We are back at our table where Graeme is trying to find a picture of a man with a mohawk in the shape of a lizard and Bob has ordered a Spensive Bottle of wine.  Colette says something funny that makes me laugh like a drain and the anxiety scurries back into the crack in my mental skirting board.

Colette and I discuss,  with the earnestness of the Spectacularly Drunk, how we can engineer a meeting with Mr Currie.   I wonder what it would be like to lie in the arms of someone who writes words that can move you to tears.  

Is it better than lying next to someone who can fit a patio?

If our Capture The Curry plans come to fruition, we may yet find out...

*** Note: original tickets were eventually found in the Bedroom Pile of Paper.  We had checked the Kitchen Pile of Paper and the Phone Pile of Paper and then the Box of Shame Pile of Paper.  But not the Bedroom Pile of Paper.  Let that be a lesson to you all.  Only keep ONE pile of paper ***


  1. You, me and the Kitty - let's take off and do some living. Evil road trip! :D

    1. We'd need to inform the Kremlin and the United Nations for a road trip like that......

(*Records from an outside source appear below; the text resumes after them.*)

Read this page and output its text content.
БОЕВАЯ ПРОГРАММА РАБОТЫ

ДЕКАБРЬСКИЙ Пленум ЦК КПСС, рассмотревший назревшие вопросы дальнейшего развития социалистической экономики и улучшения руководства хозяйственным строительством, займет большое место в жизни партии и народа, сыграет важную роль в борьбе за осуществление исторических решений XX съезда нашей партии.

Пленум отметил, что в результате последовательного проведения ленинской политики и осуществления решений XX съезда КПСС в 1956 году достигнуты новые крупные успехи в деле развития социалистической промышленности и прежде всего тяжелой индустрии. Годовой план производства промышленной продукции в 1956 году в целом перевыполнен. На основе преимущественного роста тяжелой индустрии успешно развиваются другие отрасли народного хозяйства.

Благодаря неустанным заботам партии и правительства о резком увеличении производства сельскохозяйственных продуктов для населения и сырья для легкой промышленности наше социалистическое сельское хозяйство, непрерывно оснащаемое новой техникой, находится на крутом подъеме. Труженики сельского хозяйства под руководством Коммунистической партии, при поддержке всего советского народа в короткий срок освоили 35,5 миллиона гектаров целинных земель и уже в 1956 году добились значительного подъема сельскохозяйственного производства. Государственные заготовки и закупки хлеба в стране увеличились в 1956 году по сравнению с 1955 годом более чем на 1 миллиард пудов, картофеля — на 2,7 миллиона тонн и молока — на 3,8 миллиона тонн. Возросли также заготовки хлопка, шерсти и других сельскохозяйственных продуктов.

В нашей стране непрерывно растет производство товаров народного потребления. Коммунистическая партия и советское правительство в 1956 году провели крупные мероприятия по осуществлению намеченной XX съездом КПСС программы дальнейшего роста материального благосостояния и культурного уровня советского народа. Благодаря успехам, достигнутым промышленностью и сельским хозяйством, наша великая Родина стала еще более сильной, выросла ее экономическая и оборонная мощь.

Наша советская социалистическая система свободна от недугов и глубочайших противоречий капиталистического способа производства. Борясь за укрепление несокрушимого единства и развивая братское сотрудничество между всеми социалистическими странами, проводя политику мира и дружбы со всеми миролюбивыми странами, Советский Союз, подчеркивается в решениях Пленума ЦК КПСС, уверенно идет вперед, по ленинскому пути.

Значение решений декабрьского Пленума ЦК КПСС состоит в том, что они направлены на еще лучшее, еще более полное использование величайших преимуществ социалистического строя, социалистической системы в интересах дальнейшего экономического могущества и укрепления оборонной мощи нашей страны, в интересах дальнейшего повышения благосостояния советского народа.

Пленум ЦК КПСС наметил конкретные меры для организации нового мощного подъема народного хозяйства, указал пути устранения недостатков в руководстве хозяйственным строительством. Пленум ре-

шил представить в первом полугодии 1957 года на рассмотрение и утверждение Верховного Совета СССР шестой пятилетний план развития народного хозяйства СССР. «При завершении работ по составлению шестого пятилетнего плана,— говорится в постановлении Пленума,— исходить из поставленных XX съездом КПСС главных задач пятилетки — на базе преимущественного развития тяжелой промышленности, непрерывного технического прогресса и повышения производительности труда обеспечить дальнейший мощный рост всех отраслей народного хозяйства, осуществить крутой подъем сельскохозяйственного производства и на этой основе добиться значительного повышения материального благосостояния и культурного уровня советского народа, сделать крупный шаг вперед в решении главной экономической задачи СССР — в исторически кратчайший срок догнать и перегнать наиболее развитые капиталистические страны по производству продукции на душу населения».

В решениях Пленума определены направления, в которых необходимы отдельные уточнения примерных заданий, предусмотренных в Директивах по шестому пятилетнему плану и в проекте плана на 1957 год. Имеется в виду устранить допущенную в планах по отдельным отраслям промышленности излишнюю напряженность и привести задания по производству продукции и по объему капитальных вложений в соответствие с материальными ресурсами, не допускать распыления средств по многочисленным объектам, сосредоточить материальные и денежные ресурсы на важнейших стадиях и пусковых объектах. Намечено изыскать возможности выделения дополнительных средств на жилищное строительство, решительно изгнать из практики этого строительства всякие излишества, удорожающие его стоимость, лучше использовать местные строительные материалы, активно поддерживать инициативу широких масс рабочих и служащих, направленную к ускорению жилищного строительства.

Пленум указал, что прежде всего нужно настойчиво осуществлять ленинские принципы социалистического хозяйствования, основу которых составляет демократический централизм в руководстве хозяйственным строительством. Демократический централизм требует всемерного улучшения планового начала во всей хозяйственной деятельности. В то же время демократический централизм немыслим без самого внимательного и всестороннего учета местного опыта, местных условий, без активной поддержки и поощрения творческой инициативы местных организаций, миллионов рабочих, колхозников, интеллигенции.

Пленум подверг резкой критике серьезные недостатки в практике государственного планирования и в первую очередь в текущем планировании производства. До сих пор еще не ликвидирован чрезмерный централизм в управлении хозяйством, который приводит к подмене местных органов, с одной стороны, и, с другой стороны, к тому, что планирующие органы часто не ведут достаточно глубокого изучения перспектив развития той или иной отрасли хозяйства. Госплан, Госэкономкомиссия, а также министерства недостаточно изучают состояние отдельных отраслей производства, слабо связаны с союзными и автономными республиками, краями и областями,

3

  2. ''I am seized with the panic of wondering how I can stop pissing away my life,''

    It's too late - so open the gin, and enjoy what's left :D PS.road trip is through Italy ....:D

    1. Oh don't! I told Juno that I periodically get gripped with these Nameless Dreads - that I am never going to do anything meaningful with my life and she drained her wine glass and reminded me that I'm nearly at retirement age and that it's pretty much too late to do anything about it now.

      Just pass me the gin bottle.... ;-D

  3. "50 is a bit late to be starting to flirt with good-looking men 20 years younger than me".

    I know a few 30something blokes who'd disagree with that. Don't stop flirting--that's one of the ways of making sure it *will* feel like you've pissed your life away.

    I really like the image of the crack in the skirting board and your worries scurrying away again.

    1. Looby - you're probably right - Maybe I just need to keep practising! And thanks for liking what I wrote. Means a lot *grin*

  4. Seriously, though, who are these people who can manage with only one pile of paper?! :) Glad you still got to go to the gig, though. And I'd definitely keep practising with the flirting, it's fun ;)

  5. do NOT stop flirting. flirting is life, and life ain't over, baby. just look at me - back to school at 40, where i prance about surrounded by a bunch of 20-year olds, and where i most emphatically do NOT hang out with the other oldies (because yawn!). life gets lived to the bitter end.

  6. "can squeeze out a tear at a Gocompare advert." - really made me laugh and nearly knock over one of my (multiple) paper piles. Sounds as if you had a blast!